Il en va ainsi de l'aide d'urgence mise en place pour remédier aux répercussions de l'invasion de l'Ukraine. À l'évidence, avec 50 millions d'euros accordés à la mi-septembre 2022, le dispositif peine à trouver son public, malgré les moyens dégagés pour l'accompagnement des demandeurs. C'est pourquoi j'appelle le Gouvernement à poursuivre ses efforts de simplification, en concertation avec la Commission européenne.
Dans un même souci d'efficacité, il conviendra de travailler à l'actualisation rapide de la compensation carbone, dans le cadre fixé par les nouvelles lignes directrices de la Commission européenne pour la période 2022-2030. Leur mise en œuvre a suscité des appréciations divergentes sur des critères essentiels pour le calcul de l'aide versée.
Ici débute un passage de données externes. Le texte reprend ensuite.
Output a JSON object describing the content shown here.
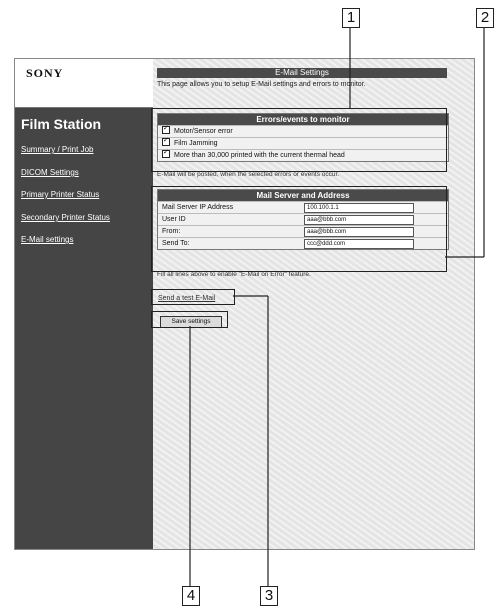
{
  "sidebar": {
    "logo": "SONY",
    "title": "Film Station",
    "items": [
      {
        "label": "Summary / Print Job"
      },
      {
        "label": "DICOM Settings"
      },
      {
        "label": "Primary Printer Status"
      },
      {
        "label": "Secondary Printer Status"
      },
      {
        "label": "E-Mail settings"
      }
    ]
  },
  "main": {
    "header": "E-Mail Settings",
    "description": "This page allows you to setup E-Mail settings and errors to monitor.",
    "errors": {
      "title": "Errors/events to monitor",
      "items": [
        {
          "label": "Motor/Sensor error",
          "checked": true
        },
        {
          "label": "Film Jamming",
          "checked": true
        },
        {
          "label": "More than 30,000 printed with the current thermal head",
          "checked": true
        }
      ],
      "note": "E-Mail will be posted, when the selected errors or events occur."
    },
    "mail": {
      "title": "Mail Server and Address",
      "fields": [
        {
          "label": "Mail Server IP Address",
          "value": "100.100.1.1"
        },
        {
          "label": "User ID",
          "value": "aaa@bbb.com"
        },
        {
          "label": "From:",
          "value": "aaa@bbb.com"
        },
        {
          "label": "Send To:",
          "value": "ccc@ddd.com"
        }
      ],
      "note": "Fill all lines above to enable \"E-Mail on Error\" feature."
    },
    "test_link": "Send a test E-Mail",
    "save_label": "Save settings"
  },
  "callouts": [
    "1",
    "2",
    "3",
    "4"
  ]
}
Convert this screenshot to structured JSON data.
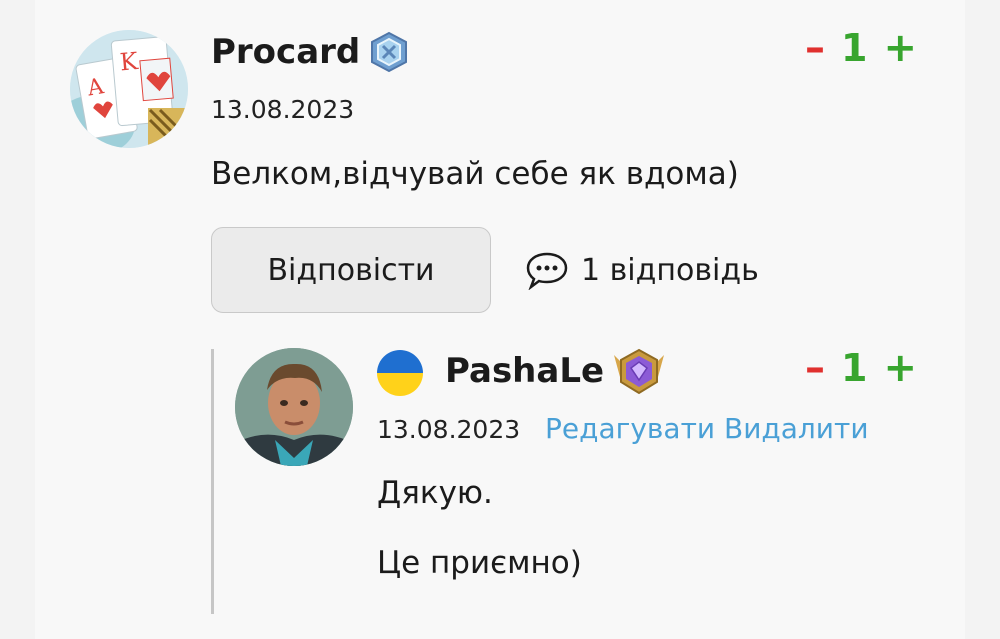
{
  "comment": {
    "author": "Procard",
    "badge_icon": "hexagon-rank-badge-icon",
    "date": "13.08.2023",
    "text": "Велком,відчувай себе як вдома)",
    "votes": {
      "minus": "–",
      "count": "1",
      "plus": "+"
    },
    "reply_label": "Відповісти",
    "replies_label": "1 відповідь"
  },
  "reply": {
    "author": "PashaLe",
    "flag_icon": "ukraine-flag-icon",
    "badge_icon": "purple-diamond-rank-badge-icon",
    "date": "13.08.2023",
    "edit_label": "Редагувати",
    "delete_label": "Видалити",
    "text_line1": "Дякую.",
    "text_line2": "Це приємно)",
    "votes": {
      "minus": "–",
      "count": "1",
      "plus": "+"
    }
  },
  "colors": {
    "minus": "#e0302e",
    "plus": "#38a52f",
    "link": "#4aa0d6",
    "card": "#f8f8f8"
  }
}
L'accord trouvé entre Paris et Bruxelles doit entrer en vigueur mais cela ne nous exonère pas d'une évaluation afin de prévenir toute distorsion de concurrence avec nos partenaires.
En vérité, la protection offerte aux EI et HEI français trouve ses limites face à l'envolée des cours de l'électricité. La conjoncture présente résulte de deux facteurs : d'une part, les répercussions de la forte hausse du prix du gaz sur le marché de l'électricité ; d'autre part, l'indisponibilité d'une partie substantielle du parc nucléaire français. Il en résulte que le prix de l'électricité menace d'atteindre un niveau prohibitif à partir de 2023. D'ores et déjà, des EI et HEI voient la part de l'énergie consommée dans leur chiffre d'affaires atteindre un niveau exorbitant et de nature à grever la marge opérationnelle dans certains secteurs industriels. Suivant la DGE, la part de l'énergie pourrait désormais atteindre 8 à 10 % du chiffre d'affaires. De surcroît, la compétitivité se dégrade et mon rapport fait état de productions en recul, voire d'arrêts d'usine.
De fait, les instruments de la boîte à outils n'exercent plus d'effet modérateur significatif. Pour les EI et les HEI, ce qui pèse désormais, c'est le coût de l'électron et le cours du carbone. D'où mon second constat, sur la nécessité d'un appui au renouvellement des conditions d'approvisionnement et de consommation des industries électro-intensives.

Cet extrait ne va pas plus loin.